L'esposizione permanente di maioliche di Palazzo Chigi, a San Quirico d'Orcia, raccoglie un prezioso insieme di ceramiche realizzate in area senese nel Settecento. Allestita al secondo piano nelle suggestive stanze delle Allegorie dell'Autunno e dell'Estate, la mostra si distingue per l'omogeneità cronologica e la coerenza stilistica tra i pezzi esposti, databili quasi tutti alla prima metà del XVIII secolo. Le opere provengono in gran parte dalla vaseria di Fonte alla Vena di San Quirico d’Orcia di proprietà della famiglia Chigi Zondadari, e da varie botteghe artigiane della città di Siena.
Le ceramiche raccontano storie di artigiani del passato, di mani che hanno lavorato con amore e maestria, tramandando segreti e tecniche da una generazione all’altra. Sono testimonianze di un patrimonio culturale che continua a vivere e a evolversi, arricchendo la nostra contemporaneità con la sua autenticità.
Quattro esemplari datati, appartenenti al nucleo principale della collezione, offrono importanti riferimenti cronologici utili a contestualizzare l'intero insieme: un piattino, dipinto prevalente in verde ramina, con raffigurato un uccellino tra la vegetazione, datato 1714; un grande piatto, in monocromia blu, con la raffigurazione di una lepre che corre, datato 1727; un piatto in policromia, con mazzetto di fiori al centro, datato 1730 e un vasetto biansato, a decorazione floreale policroma, datato 1747.
La collezione comprende una varietà di tipologie morfologiche e funzionali, rappresentative di oggetti d’uso quotidiano in diversi contesti sociali. Spiccano, in particolare, i manufatti destinati alla tavola delle famiglie più agiate. Tra questi, le crespine — coppe baccellate impiegate per contenere frutta e, al contempo, abbellire la tavola — costituiscono la forma più rappresentata, con ben diciannove esemplari.
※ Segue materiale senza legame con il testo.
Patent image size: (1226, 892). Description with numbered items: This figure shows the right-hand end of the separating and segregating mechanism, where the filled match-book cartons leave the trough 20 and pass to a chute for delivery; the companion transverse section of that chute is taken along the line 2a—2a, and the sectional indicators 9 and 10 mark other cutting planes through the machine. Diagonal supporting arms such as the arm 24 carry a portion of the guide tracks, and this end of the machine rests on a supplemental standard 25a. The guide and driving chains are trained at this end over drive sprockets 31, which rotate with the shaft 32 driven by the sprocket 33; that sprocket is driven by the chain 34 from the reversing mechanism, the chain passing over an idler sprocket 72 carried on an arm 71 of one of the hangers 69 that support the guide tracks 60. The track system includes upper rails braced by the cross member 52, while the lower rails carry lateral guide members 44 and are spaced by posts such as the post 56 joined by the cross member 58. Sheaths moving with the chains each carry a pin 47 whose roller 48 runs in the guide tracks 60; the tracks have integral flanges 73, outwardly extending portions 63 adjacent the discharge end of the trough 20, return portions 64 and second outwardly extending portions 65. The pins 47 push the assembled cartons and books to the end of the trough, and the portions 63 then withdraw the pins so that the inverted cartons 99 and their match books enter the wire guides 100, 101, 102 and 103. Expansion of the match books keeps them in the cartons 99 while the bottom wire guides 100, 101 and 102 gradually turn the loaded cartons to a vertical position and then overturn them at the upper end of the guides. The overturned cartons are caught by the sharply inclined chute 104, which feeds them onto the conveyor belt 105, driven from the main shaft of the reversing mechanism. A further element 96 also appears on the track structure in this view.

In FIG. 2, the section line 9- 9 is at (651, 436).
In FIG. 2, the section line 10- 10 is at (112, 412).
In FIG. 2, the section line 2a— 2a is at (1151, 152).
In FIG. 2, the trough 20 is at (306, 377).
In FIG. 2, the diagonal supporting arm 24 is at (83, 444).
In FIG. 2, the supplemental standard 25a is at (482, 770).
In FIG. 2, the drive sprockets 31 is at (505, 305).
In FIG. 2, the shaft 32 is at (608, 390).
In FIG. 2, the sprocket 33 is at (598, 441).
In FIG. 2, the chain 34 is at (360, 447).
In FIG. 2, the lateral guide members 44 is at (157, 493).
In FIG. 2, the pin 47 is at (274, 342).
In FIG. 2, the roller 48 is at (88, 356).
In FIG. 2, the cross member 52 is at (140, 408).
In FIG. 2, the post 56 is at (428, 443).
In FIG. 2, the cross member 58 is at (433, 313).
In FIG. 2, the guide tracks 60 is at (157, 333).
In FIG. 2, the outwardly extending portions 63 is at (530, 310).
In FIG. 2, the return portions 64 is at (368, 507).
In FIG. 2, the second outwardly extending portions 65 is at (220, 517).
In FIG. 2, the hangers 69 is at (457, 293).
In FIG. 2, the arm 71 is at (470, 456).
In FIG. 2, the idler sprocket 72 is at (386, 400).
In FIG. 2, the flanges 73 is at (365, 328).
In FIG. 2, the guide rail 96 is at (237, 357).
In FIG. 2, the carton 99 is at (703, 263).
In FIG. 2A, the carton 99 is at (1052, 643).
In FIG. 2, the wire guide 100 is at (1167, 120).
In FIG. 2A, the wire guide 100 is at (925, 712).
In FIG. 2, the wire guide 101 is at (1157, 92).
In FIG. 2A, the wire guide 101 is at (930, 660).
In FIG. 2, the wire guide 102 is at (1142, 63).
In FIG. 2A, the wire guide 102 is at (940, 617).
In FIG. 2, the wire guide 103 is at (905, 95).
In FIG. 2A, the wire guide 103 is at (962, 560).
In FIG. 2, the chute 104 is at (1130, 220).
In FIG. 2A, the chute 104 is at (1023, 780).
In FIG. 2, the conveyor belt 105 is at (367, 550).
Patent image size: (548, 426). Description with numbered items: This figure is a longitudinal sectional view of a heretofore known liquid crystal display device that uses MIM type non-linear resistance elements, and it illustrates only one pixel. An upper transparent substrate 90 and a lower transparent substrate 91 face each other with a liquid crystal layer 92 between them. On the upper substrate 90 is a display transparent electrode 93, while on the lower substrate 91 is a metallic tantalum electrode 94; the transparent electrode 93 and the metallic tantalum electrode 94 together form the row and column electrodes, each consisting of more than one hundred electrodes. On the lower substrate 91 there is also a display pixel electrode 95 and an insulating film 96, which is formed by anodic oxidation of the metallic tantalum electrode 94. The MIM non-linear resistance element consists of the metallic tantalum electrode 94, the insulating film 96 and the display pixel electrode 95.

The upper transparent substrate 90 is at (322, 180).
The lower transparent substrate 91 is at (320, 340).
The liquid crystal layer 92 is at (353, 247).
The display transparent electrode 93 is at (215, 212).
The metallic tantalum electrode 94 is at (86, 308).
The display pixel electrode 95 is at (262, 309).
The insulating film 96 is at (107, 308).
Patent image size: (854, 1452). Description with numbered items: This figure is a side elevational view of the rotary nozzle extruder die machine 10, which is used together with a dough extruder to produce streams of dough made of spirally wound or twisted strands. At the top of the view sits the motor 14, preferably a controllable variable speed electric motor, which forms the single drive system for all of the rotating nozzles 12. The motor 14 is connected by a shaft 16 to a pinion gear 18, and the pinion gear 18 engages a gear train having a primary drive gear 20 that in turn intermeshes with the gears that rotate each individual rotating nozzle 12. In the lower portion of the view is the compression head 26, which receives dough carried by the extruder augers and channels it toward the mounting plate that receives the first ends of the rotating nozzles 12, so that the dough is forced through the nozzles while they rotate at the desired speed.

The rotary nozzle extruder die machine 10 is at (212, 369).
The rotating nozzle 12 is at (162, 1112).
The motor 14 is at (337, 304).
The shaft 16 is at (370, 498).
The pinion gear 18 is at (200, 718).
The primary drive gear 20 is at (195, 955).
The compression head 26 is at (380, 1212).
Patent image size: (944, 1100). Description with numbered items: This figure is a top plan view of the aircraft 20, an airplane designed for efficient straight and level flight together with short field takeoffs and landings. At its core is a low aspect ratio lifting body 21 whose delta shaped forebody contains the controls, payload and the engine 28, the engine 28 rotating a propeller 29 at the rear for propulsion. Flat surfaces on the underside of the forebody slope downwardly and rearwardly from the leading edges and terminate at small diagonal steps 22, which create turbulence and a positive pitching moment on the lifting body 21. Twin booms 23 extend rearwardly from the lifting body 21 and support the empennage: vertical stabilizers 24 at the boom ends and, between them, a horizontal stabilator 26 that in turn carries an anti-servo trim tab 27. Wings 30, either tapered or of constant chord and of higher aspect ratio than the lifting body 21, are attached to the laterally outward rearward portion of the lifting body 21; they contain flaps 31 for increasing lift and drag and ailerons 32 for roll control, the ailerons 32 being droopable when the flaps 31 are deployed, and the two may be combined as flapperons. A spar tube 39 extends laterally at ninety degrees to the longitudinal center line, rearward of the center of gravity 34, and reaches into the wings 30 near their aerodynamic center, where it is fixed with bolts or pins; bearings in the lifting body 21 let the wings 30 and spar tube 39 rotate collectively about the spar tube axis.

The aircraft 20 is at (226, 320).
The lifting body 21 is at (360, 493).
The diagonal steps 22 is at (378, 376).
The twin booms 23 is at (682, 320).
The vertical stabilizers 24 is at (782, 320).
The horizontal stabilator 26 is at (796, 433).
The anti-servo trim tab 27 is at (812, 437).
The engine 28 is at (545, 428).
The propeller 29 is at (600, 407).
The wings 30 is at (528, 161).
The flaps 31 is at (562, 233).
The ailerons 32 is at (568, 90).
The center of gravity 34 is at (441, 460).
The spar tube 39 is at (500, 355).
La maggior parte di questi oggetti sono caratterizzati da decorazioni policrome, il cui impianto figurativo comprende scenette agresti, secondo il gusto dell’epoca, con uccellini, lepri o cani in corsa, ma anche putti, caseggiati rurali, mazzetti di fiori, o la tipica Rosa dei Venti, generalmente circoscritti entro un tondo o disposti al centro del manufatto.
Fanno parte della raccolta anche tre acquasantiere, una completa e due frammentate, frequentemente utilizzate in ambienti domestici. Due orcioli decorati in monocromia azzurra, impiegati per la conservazione di medicamenti, testimoniano l’uso delle maioliche in ambito farmaceutico e ospedaliero.
A chiudere l'esposizione, alcuni oggetti presumibilmente legati all’attività del noto pittore romano Bartolomeo Terchi, che per quasi otto anni, dal gennaio 1717 fino agli ultimi mesi del 1724, condusse la vaseria di Fonte alla Vena, affidatagli dai Chigi Zondadari. Si tratta anzitutto di un piattino istoriato, due piastre ovali con raffigurati personaggi tratti da incisioni di Giovanni Battista Galestruzzi (1615-1669) e tre piastrelle con i tipici paesaggi con viandanti.